First, we showed that the brain´s 8 Hz theta rhythm enables the hippocampus to separate different spatial maps stored in the memory. Differential maps are expressed as short memory chunks in multiples of 125ms which compete until map selection settles. We also probed the capacity of the spatial memory system, recording from ensembles of CA3 cells in rats exposed to very similar spatial environments. The capacity was large; eleven rooms were encoded after only one exposure to each and kept for the future, with no overlap between maps beyond chance level. Inactivation of the medial entorhinal cortex (MEC) caused remapping in the hippocampus, pointing to a role of the MEC in remapping.

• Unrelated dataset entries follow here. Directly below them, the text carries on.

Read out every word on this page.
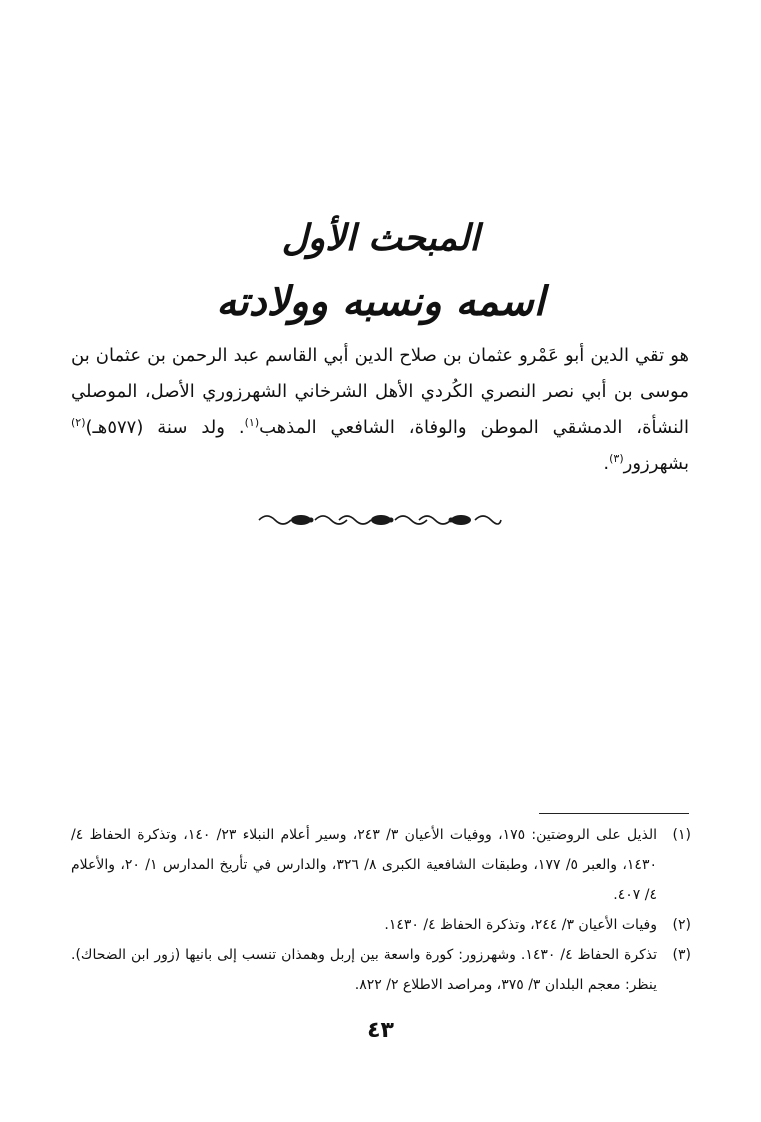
المبحث الأول
اسمه ونسبه وولادته
هو تقي الدين أبو عَمْرو عثمان بن صلاح الدين أبي القاسم عبد الرحمن بن عثمان بن موسى بن أبي نصر النصري الكُردي الأهل الشرخاني الشهرزوري الأصل، الموصلي النشأة، الدمشقي الموطن والوفاة، الشافعي المذهب$^{(١)}$. ولد سنة (٥٧٧هـ)$^{(٢)}$ بشهرزور$^{(٣)}$.
(١)
الذيل على الروضتين: ١٧٥، ووفيات الأعيان ٣/ ٢٤٣، وسير أعلام النبلاء ٢٣/ ١٤٠، وتذكرة الحفاظ ٤/ ١٤٣٠، والعبر ٥/ ١٧٧، وطبقات الشافعية الكبرى ٨/ ٣٢٦، والدارس في تأريخ المدارس ١/ ٢٠، والأعلام ٤/ ٤٠٧.
(٢)
وفيات الأعيان ٣/ ٢٤٤، وتذكرة الحفاظ ٤/ ١٤٣٠.
(٣)
تذكرة الحفاظ ٤/ ١٤٣٠. وشهرزور: كورة واسعة بين إربل وهمذان تنسب إلى بانيها (زور ابن الضحاك). ينظر: معجم البلدان ٣/ ٣٧٥، ومراصد الاطلاع ٢/ ٨٢٢.
٤٣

We then asked how events like odours can be associated to certain places. We showed that the lateral entorhinal cortex (LEC) and the hippocampal CA1 synchronize with the brain´s low gamma frequency rhythm (20-40Hz). This facilitates communication between the LEC and the hippocampus. Odour maps, selective for different odours develop during acquisition of the task in both structures. If the animal makes the wrong decision, the maps are not evident, suggesting they are important for the memory of the odour-place association.

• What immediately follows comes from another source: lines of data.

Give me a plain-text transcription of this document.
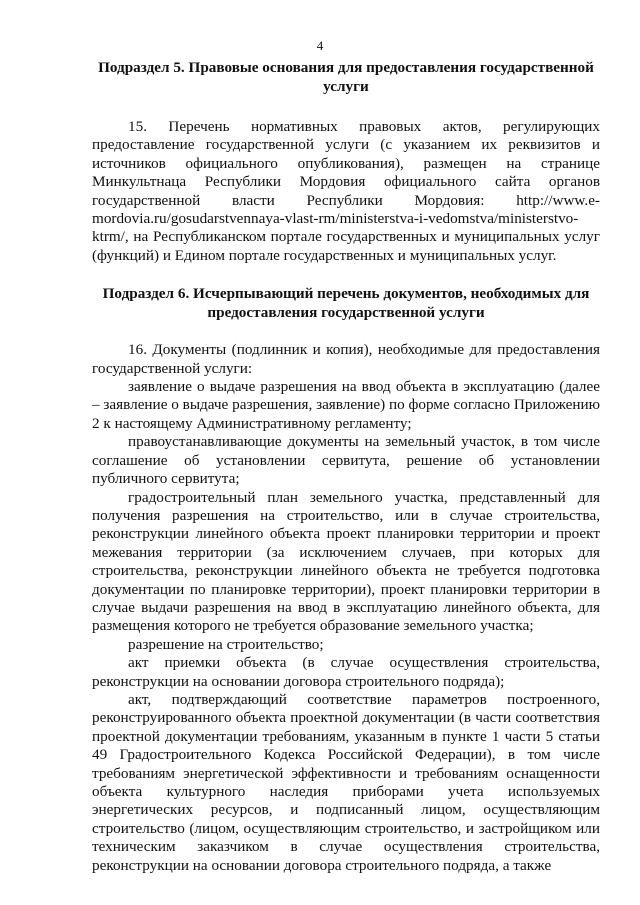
4

Подраздел 5. Правовые основания для предоставления государственной услуги

15. Перечень нормативных правовых актов, регулирующих предоставление государственной услуги (с указанием их реквизитов и источников официального опубликования), размещен на странице Минкультнаца Республики Мордовия официального сайта органов государственной власти Республики Мордовия: http://www.e-mordovia.ru/gosudarstvennaya-vlast-rm/ministerstva-i-vedomstva/ministerstvo-ktrm/, на Республиканском портале государственных и муниципальных услуг (функций) и Едином портале государственных и муниципальных услуг.

Подраздел 6. Исчерпывающий перечень документов, необходимых для предоставления государственной услуги

16. Документы (подлинник и копия), необходимые для предоставления государственной услуги:

заявление о выдаче разрешения на ввод объекта в эксплуатацию (далее – заявление о выдаче разрешения, заявление) по форме согласно Приложению 2 к настоящему Административному регламенту;

правоустанавливающие документы на земельный участок, в том числе соглашение об установлении сервитута, решение об установлении публичного сервитута;

градостроительный план земельного участка, представленный для получения разрешения на строительство, или в случае строительства, реконструкции линейного объекта проект планировки территории и проект межевания территории (за исключением случаев, при которых для строительства, реконструкции линейного объекта не требуется подготовка документации по планировке территории), проект планировки территории в случае выдачи разрешения на ввод в эксплуатацию линейного объекта, для размещения которого не требуется образование земельного участка;

разрешение на строительство;

акт приемки объекта (в случае осуществления строительства, реконструкции на основании договора строительного подряда);

акт, подтверждающий соответствие параметров построенного, реконструированного объекта проектной документации (в части соответствия проектной документации требованиям, указанным в пункте 1 части 5 статьи 49 Градостроительного Кодекса Российской Федерации), в том числе требованиям энергетической эффективности и требованиям оснащенности объекта культурного наследия приборами учета используемых энергетических ресурсов, и подписанный лицом, осуществляющим строительство (лицом, осуществляющим строительство, и застройщиком или техническим заказчиком в случае осуществления строительства, реконструкции на основании договора строительного подряда, а также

We also asked whether we can understand the controlling mechanism for map transitions in the CA1 when animals make choices. We found that nucleus reuniens plays a key role in relaying information between the prefrontal cortex and the hippocampus. If the reuniens activity was inhibited, no map transitions happened in the hippocampus. We then asked how these three areas are coordinated. Supramammilare nucleus in the hypothalamus were found to synchronize the theta activity in the prefrontal cortex and the reuniens to hippocampal theta. In this way, information transfer is facilitated at the point the animal decides which future path to select, and since it is an alternation task, the memory of the last path has to be kept in mind until the choice is made.
We then showed that there is a difference in the amount of remapping expressed, or the ability for the cell groups to keep maps separate, along the CA3-CA2 axis. CA2 expressed the least remapping, suggesting that separated maps must be communicated to the rest of the brain from the CA3.

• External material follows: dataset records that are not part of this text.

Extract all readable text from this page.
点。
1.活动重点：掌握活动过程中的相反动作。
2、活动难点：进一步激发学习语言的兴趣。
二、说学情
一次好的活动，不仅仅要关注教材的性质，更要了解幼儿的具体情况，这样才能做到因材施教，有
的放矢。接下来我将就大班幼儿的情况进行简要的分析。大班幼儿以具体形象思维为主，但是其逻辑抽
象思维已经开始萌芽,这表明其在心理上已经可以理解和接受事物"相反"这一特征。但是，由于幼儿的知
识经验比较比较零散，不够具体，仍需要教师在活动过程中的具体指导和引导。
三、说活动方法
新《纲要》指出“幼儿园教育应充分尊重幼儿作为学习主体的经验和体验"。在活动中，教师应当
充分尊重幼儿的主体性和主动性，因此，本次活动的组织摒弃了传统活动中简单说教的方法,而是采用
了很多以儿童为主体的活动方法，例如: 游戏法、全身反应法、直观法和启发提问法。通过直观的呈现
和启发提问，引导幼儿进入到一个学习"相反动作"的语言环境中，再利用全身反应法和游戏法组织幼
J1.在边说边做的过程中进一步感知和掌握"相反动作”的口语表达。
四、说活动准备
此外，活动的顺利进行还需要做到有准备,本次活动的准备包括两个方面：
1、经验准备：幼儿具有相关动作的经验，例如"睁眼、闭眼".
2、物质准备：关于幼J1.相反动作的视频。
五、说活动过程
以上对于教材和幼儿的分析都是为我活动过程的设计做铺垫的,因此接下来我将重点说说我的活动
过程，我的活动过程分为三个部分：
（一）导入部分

Finally, we asked whether the spatial memory system is mature when the animals start exploring around age 15 days. Earlier my lab showed that grid cells do not express a perfect hexagonal pattern at this age. We showed that border cells and head directions cells are mature very early on and found that these cells are sufficient for supporting path integration; the youngest animals had CA1 cells that fired at positions controlled by self-motion cues and not only external landmarks. To conclude, we addressed whether the spatial system needs certain experiences to become adult-like later. Recording data from the medial entorhinal cortex from rats raised in opaque spheres indicated that the animals need to be exposed to straight to anchor efficiently a mature grid map to the environment.
In conclusion, ENSEMBLE has been successful, contributing important understanding of the spatial memory system in mammals. Most projects are published in highly-ranked journals like Nature, PNAS and Neuron, with two more papers still to come.